Join Host Herb Elsky in Conversation with dancer, Arawana Hayashi.

Arawana Hayashi first met Chögyam Trungpa Rinpoche in the summer of 1974 when her improvisational dance company toured through Boulder. She did not remember anything he said, but she had never seen anyone move through space as he did. That inspired her to stop and sit down on a cushion. In 1976 Chögyam Trungpa Rinpoche asked her to join the newly founded Naropa Institute as Co-Director of the Dance Program. He wanted her to teach Bugaku, Japanese Court Dance, and to use it as the basis for creating dance as a form of Shambhala Art. She studied Bugaku with Suenobu Togi Sensei, formerly a member of the Music Department of the Japanese Imperial Household. Acharya Hayashi began teaching Shambhala Training Courses in 1982 and has co-directed five Warrior Assemblies.

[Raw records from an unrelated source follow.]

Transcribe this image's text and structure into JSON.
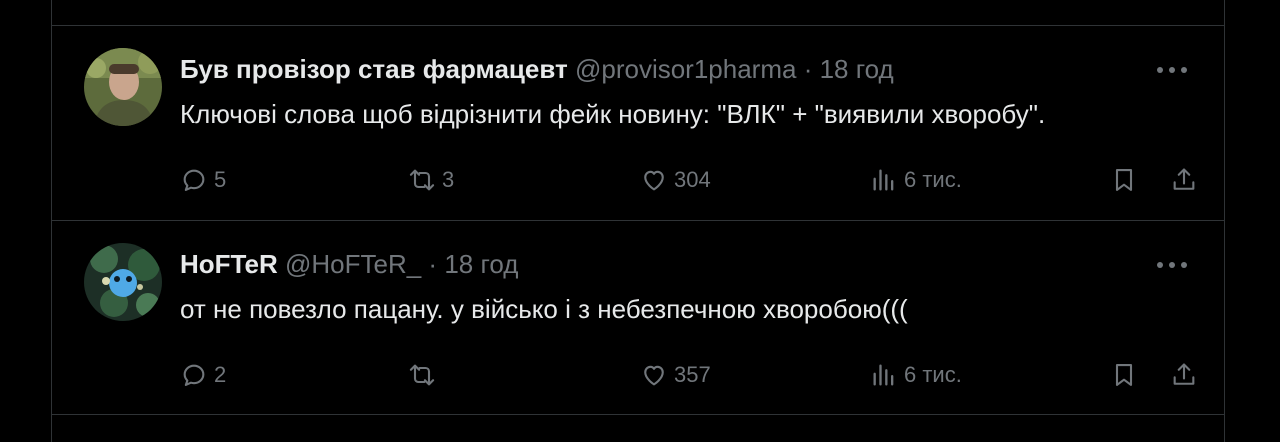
{
  "tweets": [
    {
      "display_name": "Був провізор став фармацевт",
      "handle": "@provisor1pharma",
      "separator": "·",
      "time": "18 год",
      "text": "Ключові слова щоб відрізнити фейк новину: \"ВЛК\" + \"виявили хворобу\".",
      "replies": "5",
      "retweets": "3",
      "likes": "304",
      "views": "6 тис."
    },
    {
      "display_name": "HoFTeR",
      "handle": "@HoFTeR_",
      "separator": "·",
      "time": "18 год",
      "text": "от не повезло пацану. у військо і з небезпечною хворобою(((",
      "replies": "2",
      "retweets": "",
      "likes": "357",
      "views": "6 тис."
    }
  ],
  "icons": {
    "reply": "reply-icon",
    "retweet": "retweet-icon",
    "like": "heart-icon",
    "views": "views-icon",
    "bookmark": "bookmark-icon",
    "share": "share-icon",
    "more": "more-icon"
  },
  "colors": {
    "background": "#000000",
    "text": "#e7e9ea",
    "muted": "#71767b",
    "border": "#2f3336"
  }
}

Beginning in 1999 she taught at both the Sutrayana and Vajrayana Seminaries. She was appointed Acharya by the Sakyong in 2005 and is on the faculty of the Mukpo Institute at Karmê Chöling and the Authentic Leadership Program at Naropa University.  Since 2002 she has taught meditation and creative process at ALIA (formerly the Shambhala Institute for Authentic Leadership) in Halifax.  Since 2004 she has been teaching innovative leadership workshops with social researcher Otto Scharmer, and is a founding member of the Presencing Institute. She is creating a Social Presencing Theater, which applies Shambhala Art to organizational and social change projects. She lives near Sky Lake in the Hudson Valley, New York, and is the proud mother of Ayla Teitelbaum and Kobun Kaluza.

 


About the ‘Sacred Vision’ Series

Join Herb Elsky, accomplished artist and teacher, for twice-monthly conversations with accomplished dharma practitioner-teachers on how the Dharma Arts have nourished their work and everyday life.

In the Shambhala warrior tradition, “art” is connected with a bigger, sacred vision of humanity, a way of sharing discoveries of expression that are authentic and revelatory for opening new dimensions of possibilities for people.

The ‘Dharma Arts’ represent some of the earliest and most profound teachings given by Chogyam Trungpa Rinpoche. Not intended merely for those who consider themselves ‘artists’, these teachings have enriched and nourished countless practitioners from all walks of life.